I wait all year long for the summer, wishing away the cold and the snow, but this summer my friends are with their husbands and their families. They're at cottages or going to summer barbecues with other couples, or they've moved to the suburbs and I just don't feel like taking the subway and two buses to go and hang out on their patios, staring at the pale vinyl siding of the next door neighbor's house, sipping diet coke, and chatting about the real estate market.
Now it's almost over. I swear, I'm moving to MIAMI.
I try my best to take advantage of the weather. I go for runs, ride my bike, walk the streets, shop, sit on a patio and drink coffee and read the paper. I can and I do all of this alone (and sometimes with the rockstar), but what I really crave is to go spend the day at the beach with friends. Even better, I secretly wish that someone (preferably an attractive guy) who knows their way around a forest would 'force' me into a weekend of camping. Oh, how I do not like to rough it, yet there is something sexy about roughing it with someone sexy, you dig? Even taking a day trip to the wine region or picking fucking berries. Can you believe it? Picking berries? My mother used to force us to do that shit. Can you believe that now I would CHOOSE to do that with someone...do something...ANYTHING?
Like I said, Everything bores me right now. I'm bored.
A few years back I had to go to a head and neck surgeon for an enlarged lymph node in my neck. My family doc seemed concerned and got me in to see the specialist quickly. I sat in the exam room waiting, trying not to think of the worst-case scenario. In walked this little man with enough attitude to fill the room. He palpated my neck thoroughly, stepped aside and nodded to the first resident who repeated the process, and then a second and third. He wrinked his brow and appeared to be mulling over his findings.

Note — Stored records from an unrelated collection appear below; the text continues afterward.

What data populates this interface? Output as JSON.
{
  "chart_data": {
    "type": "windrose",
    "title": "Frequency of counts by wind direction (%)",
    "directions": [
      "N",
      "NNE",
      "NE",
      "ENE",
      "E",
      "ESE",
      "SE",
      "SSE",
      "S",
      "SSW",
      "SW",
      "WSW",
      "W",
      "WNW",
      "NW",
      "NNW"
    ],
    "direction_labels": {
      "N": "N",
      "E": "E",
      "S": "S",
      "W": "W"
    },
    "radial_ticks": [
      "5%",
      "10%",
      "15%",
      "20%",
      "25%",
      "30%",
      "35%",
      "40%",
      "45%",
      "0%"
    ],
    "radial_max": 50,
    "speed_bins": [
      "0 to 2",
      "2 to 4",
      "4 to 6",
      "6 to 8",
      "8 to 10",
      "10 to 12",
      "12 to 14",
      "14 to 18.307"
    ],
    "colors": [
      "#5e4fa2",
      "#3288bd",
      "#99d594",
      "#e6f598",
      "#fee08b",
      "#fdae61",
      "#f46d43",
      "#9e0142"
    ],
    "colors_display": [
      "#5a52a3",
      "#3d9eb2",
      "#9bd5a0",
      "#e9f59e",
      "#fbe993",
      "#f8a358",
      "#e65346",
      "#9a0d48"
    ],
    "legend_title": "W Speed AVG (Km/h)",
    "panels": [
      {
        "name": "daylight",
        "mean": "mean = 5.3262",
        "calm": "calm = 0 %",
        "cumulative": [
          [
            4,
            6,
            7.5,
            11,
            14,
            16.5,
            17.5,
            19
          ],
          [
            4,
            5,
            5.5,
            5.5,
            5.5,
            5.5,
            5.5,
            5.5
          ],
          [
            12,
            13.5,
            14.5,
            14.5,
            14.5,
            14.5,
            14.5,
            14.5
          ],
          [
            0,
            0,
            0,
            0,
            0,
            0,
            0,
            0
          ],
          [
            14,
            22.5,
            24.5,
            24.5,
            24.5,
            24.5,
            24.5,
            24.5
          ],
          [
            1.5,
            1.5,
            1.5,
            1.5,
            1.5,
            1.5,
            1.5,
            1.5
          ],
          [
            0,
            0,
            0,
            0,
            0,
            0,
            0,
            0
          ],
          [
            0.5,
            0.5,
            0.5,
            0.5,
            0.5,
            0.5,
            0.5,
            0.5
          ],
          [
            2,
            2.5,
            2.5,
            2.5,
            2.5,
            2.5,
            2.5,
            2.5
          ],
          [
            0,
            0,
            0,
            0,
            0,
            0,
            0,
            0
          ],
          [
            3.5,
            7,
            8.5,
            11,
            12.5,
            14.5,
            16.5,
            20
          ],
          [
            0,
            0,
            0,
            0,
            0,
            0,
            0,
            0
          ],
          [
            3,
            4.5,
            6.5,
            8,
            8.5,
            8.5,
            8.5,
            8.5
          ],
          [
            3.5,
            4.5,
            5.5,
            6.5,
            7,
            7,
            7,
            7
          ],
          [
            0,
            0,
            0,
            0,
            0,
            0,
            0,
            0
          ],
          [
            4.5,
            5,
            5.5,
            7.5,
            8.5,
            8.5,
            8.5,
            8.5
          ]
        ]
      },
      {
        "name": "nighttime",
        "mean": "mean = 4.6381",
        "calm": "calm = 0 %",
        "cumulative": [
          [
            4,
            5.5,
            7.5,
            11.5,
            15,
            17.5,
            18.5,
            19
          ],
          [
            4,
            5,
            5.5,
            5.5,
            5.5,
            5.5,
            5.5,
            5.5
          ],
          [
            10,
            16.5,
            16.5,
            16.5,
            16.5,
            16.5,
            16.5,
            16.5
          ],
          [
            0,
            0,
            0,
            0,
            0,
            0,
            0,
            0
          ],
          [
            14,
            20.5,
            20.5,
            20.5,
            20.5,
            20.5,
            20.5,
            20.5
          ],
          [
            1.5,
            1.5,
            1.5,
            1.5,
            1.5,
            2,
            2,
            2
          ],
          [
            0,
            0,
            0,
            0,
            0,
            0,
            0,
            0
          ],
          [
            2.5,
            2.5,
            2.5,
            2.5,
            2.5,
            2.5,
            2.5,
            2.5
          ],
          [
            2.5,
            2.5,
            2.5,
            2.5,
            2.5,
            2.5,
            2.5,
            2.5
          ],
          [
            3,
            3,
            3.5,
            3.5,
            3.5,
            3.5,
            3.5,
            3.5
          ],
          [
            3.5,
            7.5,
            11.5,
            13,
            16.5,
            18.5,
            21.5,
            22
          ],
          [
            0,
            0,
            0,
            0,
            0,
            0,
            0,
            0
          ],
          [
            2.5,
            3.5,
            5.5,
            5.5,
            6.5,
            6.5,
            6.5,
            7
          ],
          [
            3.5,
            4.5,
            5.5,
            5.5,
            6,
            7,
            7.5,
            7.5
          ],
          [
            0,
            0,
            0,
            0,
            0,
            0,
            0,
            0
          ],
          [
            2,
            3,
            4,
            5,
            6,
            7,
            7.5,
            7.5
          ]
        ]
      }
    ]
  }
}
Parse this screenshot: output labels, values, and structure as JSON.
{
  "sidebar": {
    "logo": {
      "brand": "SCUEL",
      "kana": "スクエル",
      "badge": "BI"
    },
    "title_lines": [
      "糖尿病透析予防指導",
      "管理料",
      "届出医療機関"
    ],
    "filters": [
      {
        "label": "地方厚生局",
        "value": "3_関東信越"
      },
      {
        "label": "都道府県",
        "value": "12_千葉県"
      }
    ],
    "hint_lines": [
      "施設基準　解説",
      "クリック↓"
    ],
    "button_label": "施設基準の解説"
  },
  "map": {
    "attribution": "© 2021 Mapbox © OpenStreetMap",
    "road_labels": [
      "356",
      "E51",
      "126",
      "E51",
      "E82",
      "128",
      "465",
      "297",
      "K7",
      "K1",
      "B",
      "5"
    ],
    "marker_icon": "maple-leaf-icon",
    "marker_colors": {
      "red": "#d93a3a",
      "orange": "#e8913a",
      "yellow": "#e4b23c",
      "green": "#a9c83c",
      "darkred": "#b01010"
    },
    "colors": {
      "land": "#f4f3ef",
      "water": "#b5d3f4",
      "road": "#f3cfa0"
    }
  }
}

"Well Ms. Gold...I'm underwhelmed."
I waited for him to continue. Is that good or bad, I wondered, barely breathing.
"I'm definately not overwhelmed." he looked toward his residents, with a sly grin. "You know, I'm not even whelmed". This was followed by some polite laughter by his residents.
"Does that mean it's fine?"
"Yep. See you in 3 months."
He turned and walked out, his cape-ish lab coat trailing after him, leaving his residents in his dust. They followed, one giving me a meek smile and a wave on the way out.
I guess what I'm trying to say is this summer has been a little like my enlarged lymph node.
Speaking of 'underwhelmed', have you ever listend to the song by the same name by Sloan? I highly reccommend it. Go ahead, if you haven't already, listen to it and get back to me.
PS: re the line, "She told me to loosen up on the way to the LC", LC is what we Nova Scotians call the liquor store ("liquor commission [LC] of NS").